Michigan Catholic Group Wins Legal Fight to Display Stations of the Cross Prayer Trail: A Catholic group will be allowed to post religious displays along a privately owned “prayer trail” depicting the last day of Jesus’s life on earth after a zoning fight with a local government in southeastern Michigan went to a federal appeals court.

The court ruled unanimously in favor of the group, saying Genoa Township in Livingston County could be violating the rights of Missouri-based Catholic Healthcare International, which controls the 40-acre land where the prayer trail is located.

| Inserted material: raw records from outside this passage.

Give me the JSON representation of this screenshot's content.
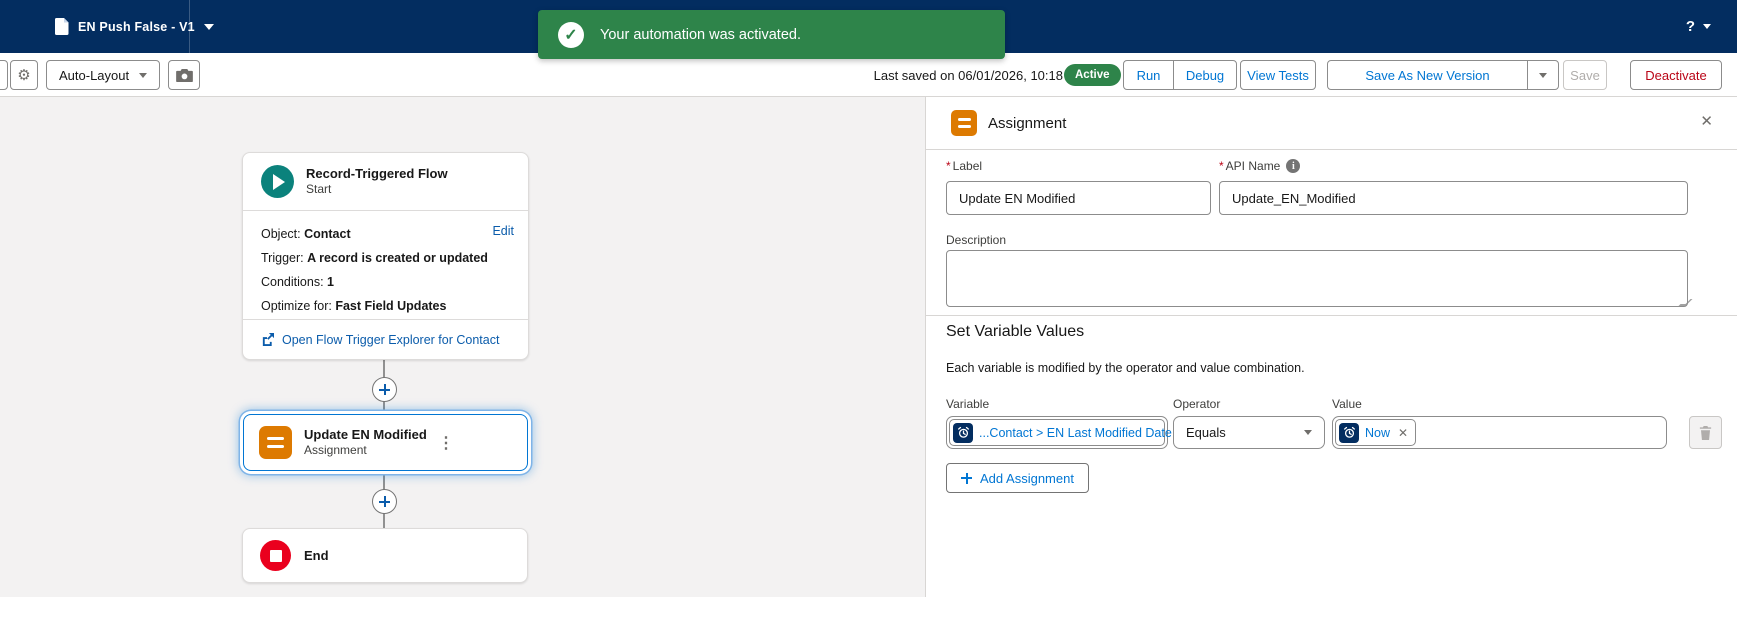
{
  "colors": {
    "header_navy": "#032d60",
    "accent_blue": "#0176d3",
    "link_blue": "#0b5cab",
    "success_green": "#2e844a",
    "assignment_orange": "#dd7a01",
    "start_teal": "#0b827c",
    "end_red": "#ea001e",
    "destructive_red": "#ba0517",
    "canvas_gray": "#f3f2f2"
  },
  "icons": {
    "gear": "⚙",
    "kebab": "⋮",
    "close": "✕",
    "remove": "✕",
    "check": "✓",
    "info": "i",
    "help": "?"
  },
  "header": {
    "flow_title": "EN Push False - V1"
  },
  "toast": {
    "message": "Your automation was activated."
  },
  "toolbar": {
    "layout_mode": "Auto-Layout",
    "last_saved": "Last saved on 06/01/2026, 10:18",
    "status": "Active",
    "run": "Run",
    "debug": "Debug",
    "view_tests": "View Tests",
    "save_as_new_version": "Save As New Version",
    "save": "Save",
    "deactivate": "Deactivate"
  },
  "canvas": {
    "start": {
      "title": "Record-Triggered Flow",
      "subtitle": "Start",
      "edit": "Edit",
      "rows": [
        {
          "label": "Object: ",
          "value": "Contact"
        },
        {
          "label": "Trigger: ",
          "value": "A record is created or updated"
        },
        {
          "label": "Conditions: ",
          "value": "1"
        },
        {
          "label": "Optimize for: ",
          "value": "Fast Field Updates"
        }
      ],
      "explorer_link": "Open Flow Trigger Explorer for Contact"
    },
    "assignment": {
      "title": "Update EN Modified",
      "subtitle": "Assignment"
    },
    "end": {
      "title": "End"
    }
  },
  "panel": {
    "title": "Assignment",
    "required_marker": "*",
    "label_field": {
      "label": "Label",
      "value": "Update EN Modified"
    },
    "api_name_field": {
      "label": "API Name",
      "value": "Update_EN_Modified"
    },
    "description_field": {
      "label": "Description",
      "value": ""
    },
    "set_values": {
      "heading": "Set Variable Values",
      "help_text": "Each variable is modified by the operator and value combination.",
      "variable_label": "Variable",
      "operator_label": "Operator",
      "value_label": "Value",
      "variable_pill": "...Contact > EN Last Modified Date",
      "operator": "Equals",
      "value_pill": "Now",
      "add_button": "Add Assignment"
    }
  }
}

Stations of the Cross exhibits are often used during Lent, in Catholic and High Anglican traditions, to help worshippers remember and relate to Jesus’s journey to the cross on Good Friday.

The local government had said that a special-use permit was needed because the project was the equivalent of a church building.

The Catholic group objected but ultimately responded with a plan for a chapel and trail.  They spent thousands of dollars on an application, only to see it rejected by the council.

The Stations of the Cross stayed in place, however, until local government persuaded a state judge to order removal in 2021.

Catholic Healthcare then filed a lawsuit in federal court, invoking a law that protects religious groups in zoning matters.

In the unanimous opinion, the appeals court said the group rightly believed that its prayer trail would be treated like any other recreational area.

The Stations of the Cross are “structurally akin to large birdhouses,” Judge Raymond Kethledge said.

“Plaintiffs are entitled to a preliminary injunction allowing them to restore the Stations of the Cross, altar, and mural to their prayer trail,” said Kethledge, who was joined by judges Eric Clay and Joan Larsen.